Il vaut 42 US gallons ou 159 litres. Ce baril, traditionnellement peint en bleu, a supplanté celui de whisky qui ne représentait que 40 US gallons, grâce a ses 5 % de volume en plus, gracieusement octroyés dit-on par Rockefeller, lassé des complaintes de ses clients qui trouvaient les barils de pétrole insuffisamment remplis. Geste commercial, vrai ou faux, mais à la hauteur de la réputation du personnage.
- Figure 1 : densité des produits pétroliers (données EIA)
Ce comptage en volumes du pétrole et de ses dérivés présente toutefois une source d’ambiguïté majeure, en raison de la variation de densité des produits pétroliers tout au long du processus de raffinage (FIG.I). Un baril de pétrole brut, de degré API =35 et de masse volumique autour des 0,85 g/cm3, conduit par les opérations de raffinage à des produits volatils comme les gaz liquides (propane, butane) de densités 0,55 et d’essence de densité 0,737 ou de white spirit de densité 0,74.
Pour des motifs économiques et de demande du marché en carburants, les pétroliers par de complexes opérations de conversion profonde, produisent de moins en moins de produits lourds (fonds de baril) et de plus en plus de carburants légers ce qui entraîne la première règle de base des productions pétrolières actuelles: il faut en volume de moins en moins de pétrole pour produire un gallon ou un litre de carburant en sortie des raffineries.
Cette règle simple est de plus exacerbée par l’utilisation croissante de biocarburants qui sont utilisés comme additifs aux carburants pétroliers.

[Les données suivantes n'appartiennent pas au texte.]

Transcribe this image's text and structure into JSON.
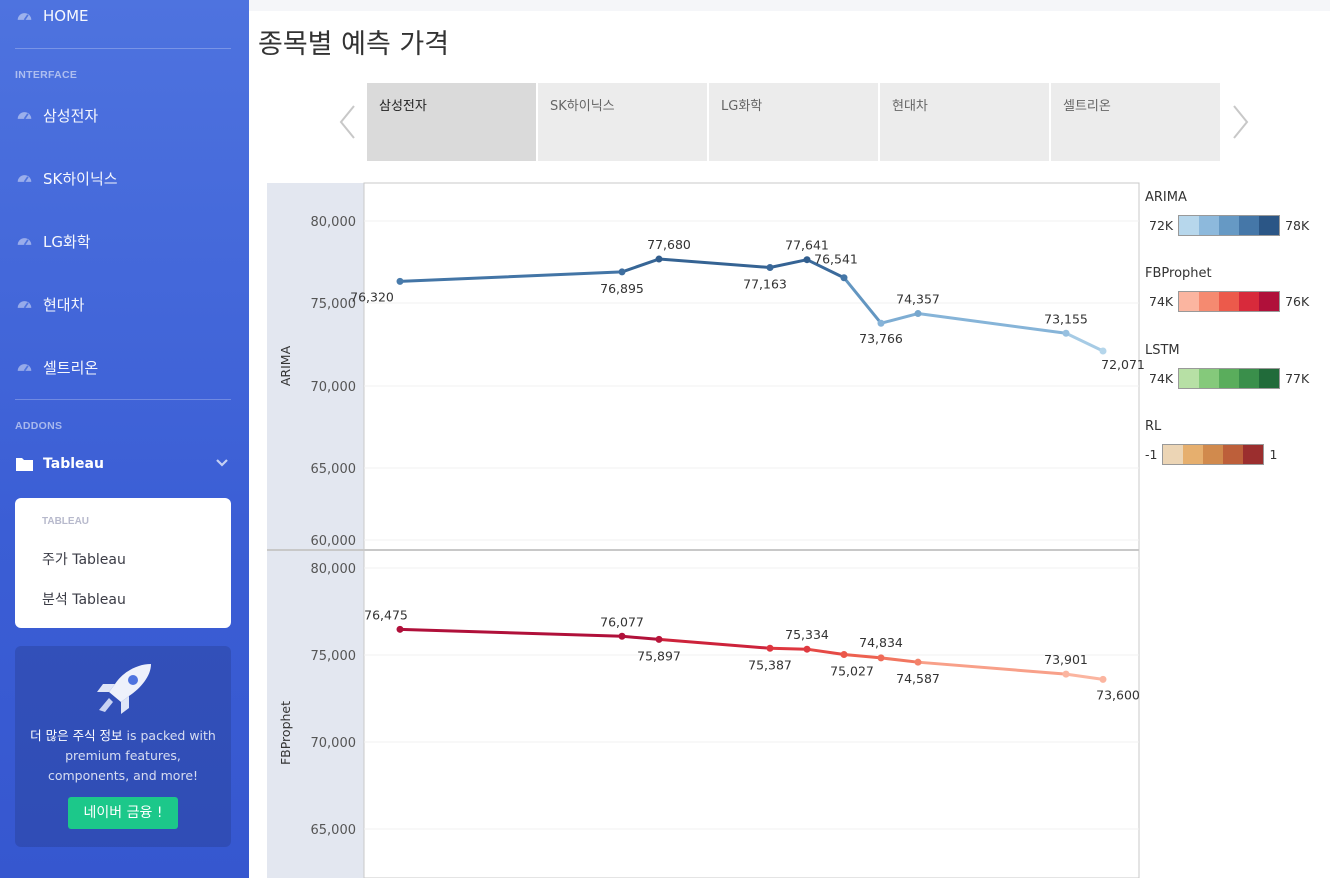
{
  "sidebar": {
    "home": "HOME",
    "interface_header": "INTERFACE",
    "items": [
      {
        "label": "삼성전자"
      },
      {
        "label": "SK하이닉스"
      },
      {
        "label": "LG화학"
      },
      {
        "label": "현대차"
      },
      {
        "label": "셀트리온"
      }
    ],
    "addons_header": "ADDONS",
    "tableau": "Tableau",
    "sub_header": "TABLEAU",
    "sub_items": [
      {
        "label": "주가 Tableau"
      },
      {
        "label": "분석 Tableau"
      }
    ],
    "promo": {
      "highlight": "더 많은 주식 정보",
      "text": " is packed with premium features, components, and more!",
      "button": "네이버 금융 !"
    }
  },
  "page": {
    "title": "종목별 예측 가격"
  },
  "tabs": [
    {
      "label": "삼성전자",
      "active": true
    },
    {
      "label": "SK하이닉스",
      "active": false
    },
    {
      "label": "LG화학",
      "active": false
    },
    {
      "label": "현대차",
      "active": false
    },
    {
      "label": "셀트리온",
      "active": false
    }
  ],
  "legend": [
    {
      "title": "ARIMA",
      "min": "72K",
      "max": "78K",
      "colors": [
        "#b7d7ec",
        "#8db9dc",
        "#6699c4",
        "#4577a8",
        "#2b5686"
      ]
    },
    {
      "title": "FBProphet",
      "min": "74K",
      "max": "76K",
      "colors": [
        "#fbb5a0",
        "#f58a70",
        "#ec5a4b",
        "#d82a3b",
        "#b0103a"
      ]
    },
    {
      "title": "LSTM",
      "min": "74K",
      "max": "77K",
      "colors": [
        "#b7e0a5",
        "#85c97b",
        "#5aad5c",
        "#3a8f4b",
        "#216b3a"
      ]
    },
    {
      "title": "RL",
      "min": "-1",
      "max": "1",
      "colors": [
        "#ecd5b5",
        "#e6af6e",
        "#d18a4d",
        "#bd5f3a",
        "#9b2e2e"
      ]
    }
  ],
  "chart_data": [
    {
      "type": "line",
      "row_label": "ARIMA",
      "y_ticks": [
        "80,000",
        "75,000",
        "70,000",
        "65,000",
        "60,000"
      ],
      "ylim": [
        60000,
        81000
      ],
      "x": [
        0,
        6,
        7,
        10,
        11,
        12,
        13,
        14,
        18,
        19
      ],
      "values": [
        76320,
        76895,
        77680,
        77163,
        77641,
        76541,
        73766,
        74357,
        73155,
        72071
      ],
      "labels": [
        "76,320",
        "76,895",
        "77,680",
        "77,163",
        "77,641",
        "76,541",
        "73,766",
        "74,357",
        "73,155",
        "72,071"
      ]
    },
    {
      "type": "line",
      "row_label": "FBProphet",
      "y_ticks": [
        "80,000",
        "75,000",
        "70,000",
        "65,000"
      ],
      "ylim": [
        62500,
        81000
      ],
      "x": [
        0,
        6,
        7,
        10,
        11,
        12,
        13,
        14,
        18,
        19
      ],
      "values": [
        76475,
        76077,
        75897,
        75387,
        75334,
        75027,
        74834,
        74587,
        73901,
        73600
      ],
      "labels": [
        "76,475",
        "76,077",
        "75,897",
        "75,387",
        "75,334",
        "75,027",
        "74,834",
        "74,587",
        "73,901",
        "73,600"
      ]
    }
  ]
}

Selon l’EIA, 85% de l’essence vendue aux Etats-Unis dès 2010 contenait de l’éthanol, de nos jours ce sont près de 100% de l’essence vendue sur ce continent qui sont alcoolisés.
En Europe, d’après EurObserv’ER les consommations de biocarburants en 2012 ont atteint les 14,4 MTEP dont 11,4 pour le biodiesel. Ces quantités représentent en volume autour des 310 mille barils/jour pour une consommation moyenne de produits pétroliers en Europe de 13,5 millions de barils/jour. On le voit, il reste d’énormes progrès à faire dans cette vieille Europe minée par son addiction au pétrole largement importé.

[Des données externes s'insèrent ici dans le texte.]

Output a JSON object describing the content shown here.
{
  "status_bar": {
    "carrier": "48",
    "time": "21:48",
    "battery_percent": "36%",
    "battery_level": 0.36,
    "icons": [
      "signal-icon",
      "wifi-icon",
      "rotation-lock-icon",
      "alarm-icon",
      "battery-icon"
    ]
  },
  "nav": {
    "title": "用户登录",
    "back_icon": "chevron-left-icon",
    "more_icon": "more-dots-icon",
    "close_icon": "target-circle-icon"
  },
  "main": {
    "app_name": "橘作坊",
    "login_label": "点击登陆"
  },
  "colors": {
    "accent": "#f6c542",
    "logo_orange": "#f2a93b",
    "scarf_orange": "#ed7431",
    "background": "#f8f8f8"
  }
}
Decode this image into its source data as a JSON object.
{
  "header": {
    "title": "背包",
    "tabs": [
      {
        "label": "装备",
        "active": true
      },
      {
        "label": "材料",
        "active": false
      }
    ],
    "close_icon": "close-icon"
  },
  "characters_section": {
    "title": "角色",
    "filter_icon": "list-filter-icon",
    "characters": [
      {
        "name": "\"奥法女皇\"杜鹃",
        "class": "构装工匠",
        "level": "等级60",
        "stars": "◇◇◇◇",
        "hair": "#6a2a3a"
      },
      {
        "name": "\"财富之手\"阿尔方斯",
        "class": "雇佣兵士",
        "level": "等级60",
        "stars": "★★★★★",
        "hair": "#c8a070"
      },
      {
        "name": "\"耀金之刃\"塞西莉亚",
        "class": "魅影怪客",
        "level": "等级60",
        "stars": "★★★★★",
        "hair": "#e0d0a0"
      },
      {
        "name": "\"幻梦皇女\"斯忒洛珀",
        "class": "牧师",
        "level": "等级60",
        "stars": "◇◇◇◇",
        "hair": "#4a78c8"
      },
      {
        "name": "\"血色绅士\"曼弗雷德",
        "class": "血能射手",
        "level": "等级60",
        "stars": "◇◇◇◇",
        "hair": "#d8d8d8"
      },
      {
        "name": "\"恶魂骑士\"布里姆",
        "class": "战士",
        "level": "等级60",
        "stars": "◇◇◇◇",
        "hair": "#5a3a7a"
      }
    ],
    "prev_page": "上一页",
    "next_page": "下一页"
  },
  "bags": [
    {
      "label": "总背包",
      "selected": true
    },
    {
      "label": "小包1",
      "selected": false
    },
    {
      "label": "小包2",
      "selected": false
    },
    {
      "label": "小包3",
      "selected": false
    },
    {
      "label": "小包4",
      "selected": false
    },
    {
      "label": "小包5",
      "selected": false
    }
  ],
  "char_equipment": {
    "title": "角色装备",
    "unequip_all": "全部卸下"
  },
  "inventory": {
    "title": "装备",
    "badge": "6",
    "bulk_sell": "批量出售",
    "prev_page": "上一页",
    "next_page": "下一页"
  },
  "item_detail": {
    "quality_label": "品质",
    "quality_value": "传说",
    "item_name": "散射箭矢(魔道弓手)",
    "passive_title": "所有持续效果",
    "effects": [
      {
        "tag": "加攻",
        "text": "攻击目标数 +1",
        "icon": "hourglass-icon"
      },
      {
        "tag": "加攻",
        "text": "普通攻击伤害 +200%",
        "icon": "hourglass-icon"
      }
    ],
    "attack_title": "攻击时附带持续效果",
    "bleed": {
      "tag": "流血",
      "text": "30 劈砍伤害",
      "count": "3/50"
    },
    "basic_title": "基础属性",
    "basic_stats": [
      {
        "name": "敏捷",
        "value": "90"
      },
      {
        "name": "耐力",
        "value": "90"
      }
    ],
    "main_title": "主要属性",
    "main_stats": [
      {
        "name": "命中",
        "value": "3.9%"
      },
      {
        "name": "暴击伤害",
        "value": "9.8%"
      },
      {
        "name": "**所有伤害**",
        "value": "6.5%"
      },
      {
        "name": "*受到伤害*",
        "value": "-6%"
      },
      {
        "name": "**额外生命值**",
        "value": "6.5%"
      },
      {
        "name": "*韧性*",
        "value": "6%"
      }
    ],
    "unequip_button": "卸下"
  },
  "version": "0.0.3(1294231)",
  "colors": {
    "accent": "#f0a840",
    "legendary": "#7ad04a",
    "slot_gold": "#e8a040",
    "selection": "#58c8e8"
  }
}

Ces affirmations nécessitent d’être étayées globalement par quelques chiffres issus des publications de Stuart Staniford qui compilent depuis des années les données de l’EIA américaine, de l’IEA parisienne (OCDE) et de l’OPEP.
- Tableau 1 : Extractions en millions de barils par jour de pétrole brut (« crude ») et d’une fraction des condensats de gaz assimilables au pétrole (« C&C ») comparées aux livraisons de produits pétroliers et autres biocarburants en sortie de raffineries (« liquid ») représentés par Stuart Staniford
C&C | Liquid | Delta | Gain (%) | |
2013 | 76 | 91 | 15 | 20 % |
2002 | 67 | 77 | 10 | 15 % |
En 2002 le monde extrayait 67 millions de barils par jour de pétrole brut et de condensats (C&C, TAB.I) pour une livraison en sorties de raffineries de 77 millions de barils par jour de produits raffinés (liquid). Ceci représentait un gain en volume de 15%. En 2013 ces volumes représentaient respectivement 76 et 91 millions de barils par jour et affichaient un gain en volume de 20%.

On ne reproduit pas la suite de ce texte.